Geneticists study the way genes control the cells in our bodies, particularly how gene mutations can adversely affect cells and cause disease. Geneticists must have an aptitude for maths, science and biology and a passion for their chosen specialisation field, combined with a love for biology. They should also be inquisitive and have the patience to deal with the constant challenges and set-backs of the research environment.


Virologists study the emergence and mutation of viruses to understand how they function in order to develop new medicine and optimal infection control measures. Virologists who work in the research environment need to multitask and must be willing to put in extra hours in the laboratory. They need to collaborate with other researchers and must display strong academic ability in the fields of maths, physics and biology.

Systems biologist

Systems biologists research the complex interactions within biological systems by looking at how cells, organelles and molecules interact to determine how an organism functions and behaves. For this career you should have an analytical mind, be willing to adapt to a fast-changing research environment, have perseverance and strong skills in maths, science and statistics.

Molecular biologist 

A molecular biologist studies bacteria and viruses by investigating the properties of these microscopic life forms and their function in the production of antibiotics, alcohol, sugar, and amino acids.  A molecular biologist must possess excellent analytical skills, pay attention to detail and have natural organisational skills.


Limnologists study life in fresh water such as rivers and wetland systems in order to understand how a water system functions and what prevents it from functioning as it should. They have to be analytical thinkers, driven by curiosity and a need to solve problems. You must have a passion for nature conservation and love being outdoors. You should also be able to keep the big picture in mind at all times.

Chemical engineer

Chemical engineers concern themselves with the practical design and operation of equipment used in making new products or chemicals as well as streamlining existing production processes. Chemical engineers should have high doses of curiosity coupled with a healthy interest in how processes work and products are developed. Excelling in mathematics, physics and chemistry is a must.

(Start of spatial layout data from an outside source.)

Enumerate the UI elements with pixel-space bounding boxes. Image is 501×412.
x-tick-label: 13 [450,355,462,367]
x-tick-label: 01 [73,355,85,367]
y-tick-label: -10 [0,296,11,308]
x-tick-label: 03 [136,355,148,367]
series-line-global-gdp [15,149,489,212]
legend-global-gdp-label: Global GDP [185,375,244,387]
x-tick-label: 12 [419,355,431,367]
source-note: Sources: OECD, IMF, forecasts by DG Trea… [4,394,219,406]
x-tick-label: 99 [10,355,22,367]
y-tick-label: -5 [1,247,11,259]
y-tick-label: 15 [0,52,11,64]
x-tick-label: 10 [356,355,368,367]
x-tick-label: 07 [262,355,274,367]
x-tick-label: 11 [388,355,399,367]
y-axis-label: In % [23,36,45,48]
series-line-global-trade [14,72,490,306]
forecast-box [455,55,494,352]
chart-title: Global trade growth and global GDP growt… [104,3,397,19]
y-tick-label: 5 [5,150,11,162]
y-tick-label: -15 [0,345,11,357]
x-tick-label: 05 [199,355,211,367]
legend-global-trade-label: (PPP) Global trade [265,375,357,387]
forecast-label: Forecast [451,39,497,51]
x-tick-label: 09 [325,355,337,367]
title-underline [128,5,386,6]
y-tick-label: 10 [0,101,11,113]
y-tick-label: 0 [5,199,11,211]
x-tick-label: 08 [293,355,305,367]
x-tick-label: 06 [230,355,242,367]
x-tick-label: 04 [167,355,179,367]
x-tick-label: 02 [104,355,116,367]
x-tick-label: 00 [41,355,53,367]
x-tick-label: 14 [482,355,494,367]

Mechanical engineer – structural engineering

Mechanical engineers provide specialised strength and safety testing services that allow mining, manufacturing, transport and construction companies, and heavy industry, to test products to comply with safety requirements. A good engineer understands how things apply in the real world and how to bring theory into practice Strong academic performance is as important – if you can show technical superiority you will advance more quickly. People skills, good communication skills and a keen eye for detail are also crucial.

Computer scientist – robotics and computer vision

They enable mobile robots to navigate and plan their routes by working on computer vision applications, where the robots are fitted with sensors, such as lasers and cameras, to ‘see’ and interact with their environment. Computer scientists are generally people who can think creatively, logically and analytically.